These are purely educated guesses, but for clues as to which one is more likely, it may be helpful to understand how Vikram Pandit landed in the C-suite of one of the nation's largest financial institutions. Pandit's ascension to CEO followed Chuck Prince's tenure as CEO from 2003 until November 2007. Prince, the former chief operating officer of Citi, succeeded Sandy Weill in an effort to clean up a series of legal and regulatory fires that emerged under the realm of former chairman Sanford Weill. (Who could forget Prince being forced to bow before Japanese regulators?)
Prince was booted from Citigroup as the financial giant started to melt down as a result of its bad bets on the housing market and its highly leveraged balance sheet. "At the end of 2007, nobody on Wall Street wanted the job of Citi CEO," said one veteran. Citigroup found someone who did want the job: Vikram Pandit.
In July 2007, Citigroup purchased Pandit's hedge fund, Old Lane Partners LP, for an astonishing $800 million, of which Pandit's take was $165 million. Most insiders at the time thought the price was ridiculous, but Robert Rubin, whose title was Citigroup senior counselor, wanted in on the go-go hedge fund business and maybe even had bigger plans for Pandit.
The problem was that Pandit may have been the least-prepared CEO to guide Citi through the financial crisis. He was known to be a very smart professional during his career at Morgan Stanley, where he served as the Chief Operating Officer of Institutional Securities from 2000 to 2005. But his duties at Morgan required him to run much smaller entities than the massive conglomerate that Citigroup had become in December 2007, when Pandit took the reins.
So how did Pandit do? Citigroup survived the financial crisis, primarily due to massive government intervention. Since December 11, 2007, the day Vikram Pandit was named CEO, through last night's close, the stock has tumbled a split-adjusted 89 percent. That said, many of the decisions that led to Citigroup's stock melt down were not made under Vikram's tenure as CEO.
Pandit has a couple of recent black eyes. In March the Federal Reserve rejected Citigroup's capital plans after a stress test, and Pandit agreed to a low sale price for the bank's stake in the Morgan Stanley-Smith Barney joint brokerage venture. In Q3, Citigroup took a $4.7 billion write-down to the value of its stake in Morgan Stanley-Smith Barney.

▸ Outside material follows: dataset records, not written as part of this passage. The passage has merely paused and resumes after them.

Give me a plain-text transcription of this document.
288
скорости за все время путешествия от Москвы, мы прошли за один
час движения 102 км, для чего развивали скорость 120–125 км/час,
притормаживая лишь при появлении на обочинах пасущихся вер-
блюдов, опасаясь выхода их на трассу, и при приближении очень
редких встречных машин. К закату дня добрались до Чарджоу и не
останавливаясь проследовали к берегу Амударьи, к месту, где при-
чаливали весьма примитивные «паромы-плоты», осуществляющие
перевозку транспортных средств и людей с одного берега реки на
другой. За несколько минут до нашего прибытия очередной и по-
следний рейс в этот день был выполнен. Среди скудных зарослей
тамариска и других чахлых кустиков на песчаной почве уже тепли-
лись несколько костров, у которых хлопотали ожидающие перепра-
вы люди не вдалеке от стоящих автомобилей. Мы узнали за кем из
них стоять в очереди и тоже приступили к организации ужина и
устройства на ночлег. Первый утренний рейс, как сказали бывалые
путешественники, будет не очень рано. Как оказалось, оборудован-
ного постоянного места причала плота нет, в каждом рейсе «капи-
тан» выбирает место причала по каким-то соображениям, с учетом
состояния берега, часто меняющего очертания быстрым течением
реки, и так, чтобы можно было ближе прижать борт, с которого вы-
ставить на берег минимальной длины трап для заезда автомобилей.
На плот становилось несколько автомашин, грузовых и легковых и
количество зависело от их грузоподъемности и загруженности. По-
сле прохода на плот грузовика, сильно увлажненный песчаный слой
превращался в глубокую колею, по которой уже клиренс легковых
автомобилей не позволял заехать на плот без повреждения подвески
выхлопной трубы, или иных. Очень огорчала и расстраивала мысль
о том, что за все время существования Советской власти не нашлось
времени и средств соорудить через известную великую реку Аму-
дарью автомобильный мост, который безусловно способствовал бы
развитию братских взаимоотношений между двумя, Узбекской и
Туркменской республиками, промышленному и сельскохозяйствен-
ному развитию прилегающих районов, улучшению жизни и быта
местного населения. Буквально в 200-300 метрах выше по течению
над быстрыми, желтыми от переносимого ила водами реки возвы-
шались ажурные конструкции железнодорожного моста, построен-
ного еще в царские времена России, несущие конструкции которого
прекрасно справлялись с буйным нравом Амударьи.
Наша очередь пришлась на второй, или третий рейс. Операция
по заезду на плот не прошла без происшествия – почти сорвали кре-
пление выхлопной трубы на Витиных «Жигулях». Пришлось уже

So back to the original question: Why now? While a regulatory filing is not out of the question, the more likely scenario is some combination of Pandit being sick of fighting the fight and a board that wanted a change. At the company's annual meeting in April, shareholders voted to reject Vikram's board-approved $14.9 million pay package in 2011. Perhaps after being paid $1 in 2009 and 2010, the fight over compensation could have been enough for Pandit, and after paying up for both his hedge fund and struggling with terrible performance, the board had enough too.
Note: After this was published, various people with knowledge of the bank are saying said that Pandit stepped down after clashing with the board over strategy. Some have claimed that the board worried that Pandit's poor management and execution had led to regulatory setbacks and a loss of credibility with investors.